もう、今更、その事を謝っても、既に遅しだから、このまま、忘れてしまいましょう。


 柚花は、ゲストテーブルにいる智也の側まで行き、声を掛ける。


「おはようございます。

 先日は、無理なお願いをして申し訳ございませんでした。

 とても、可愛いブーケで、新婦も喜んでいました。

 ありがとうございました」


 顔を上げた智也が、

「あ、おはようございます、お疲れ様です。

  喜んでくれたのなら、良かったです。

 私も嬉しいです。教えてくれて、ありがとうございます。励みになります」と応えた。

 
「今日は、ガーベラとカスミ草がメインなんですね。とても可愛いです。

 では、お花屋さん、後をよろしく頼みます。

 失礼します」


(うん?また、お花屋さんって言っている)


「花嫁さん、私と これからも、顔を合わせるかと思うので、自己紹介をしますね。

 私は、花屋ガーデンプロデュースの西崎 智也と申します。

 どうぞよろしくお願いします」


「あっ、失礼しました。

 私は、ウェディングプランナーをしております。丸山 柚花と申します。

 どうぞよろしくお願い致します」


 私が、お花屋さんって呼んでいたから、気にしていたのかしら?すみません。


「へぇ、ユズカさん?ユズって、柑橘の柚ってことですか?」


 智也が柚花の名前に、引っかかる。

 そんなに珍しい名前かしら?と柚花は思った。


「はい、柑橘の柚に花と書いて、柚花です」


「へぇ、可愛い名前なんですね。
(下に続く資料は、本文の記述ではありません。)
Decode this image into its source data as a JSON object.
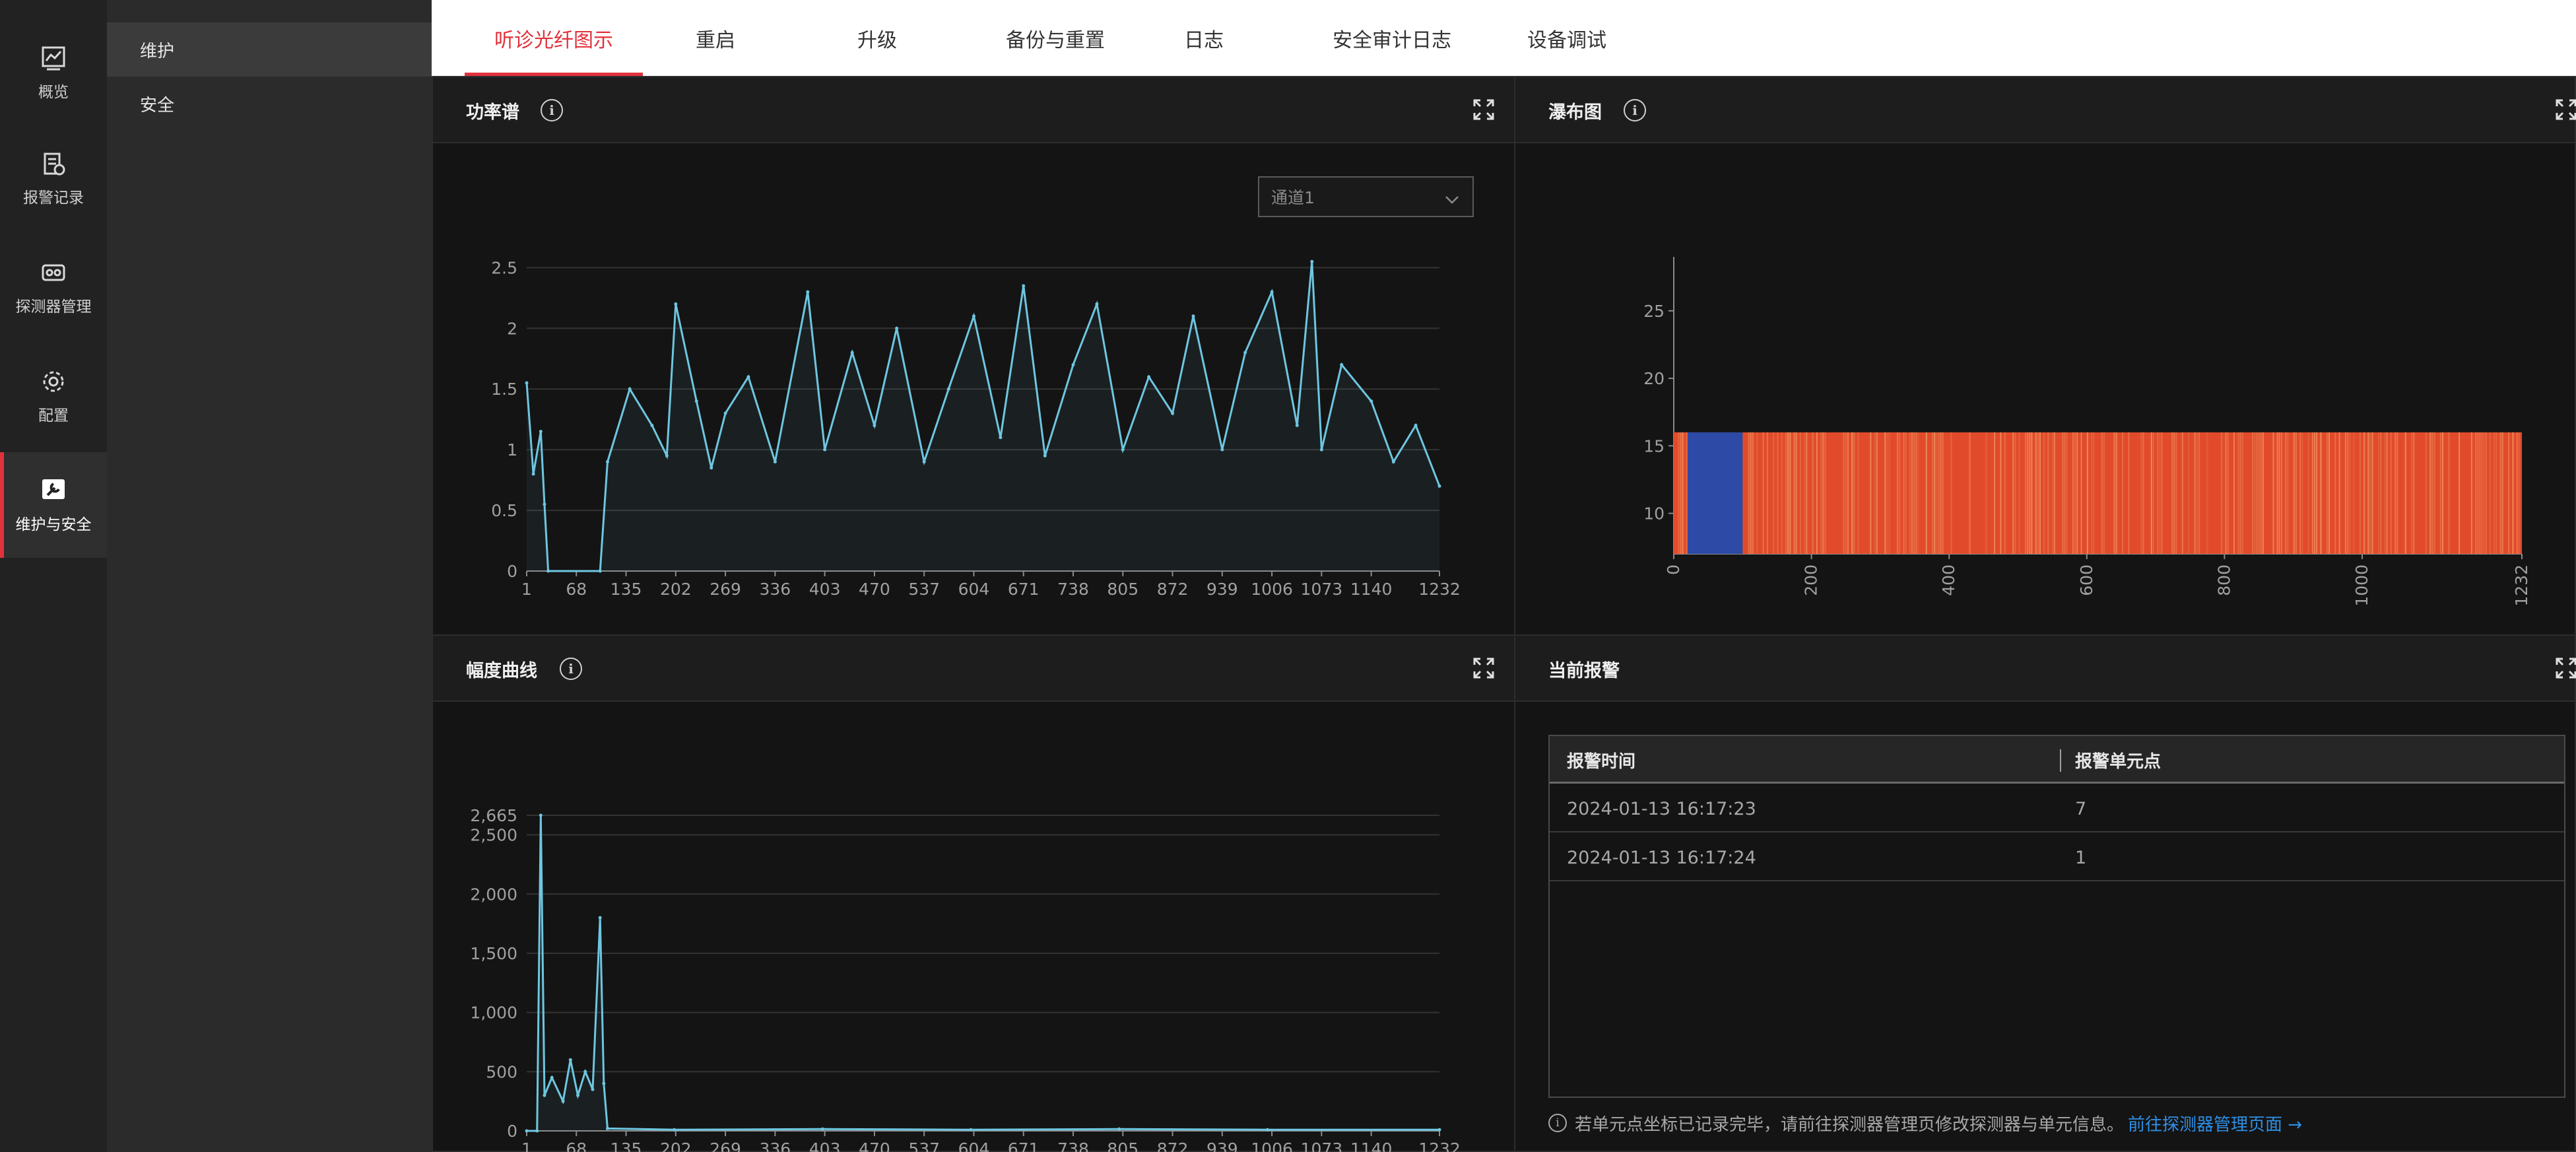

この商売をしていると、植物の名前の人に興味を持って……あ、いや、失礼しました。

 では、丸山さん、後はお任せ下さい」


「はい、西崎さん、後は任せました!ふふ。

 失礼します……」


 いやぁ、朝から、可愛いだなんて、照れちゃうわ。


 あっ、名前が可愛いって、言ったのか……


 照れることないわ!


 西崎さんって名前を忘れないようにしないとね!次、会ったら気をつけよう。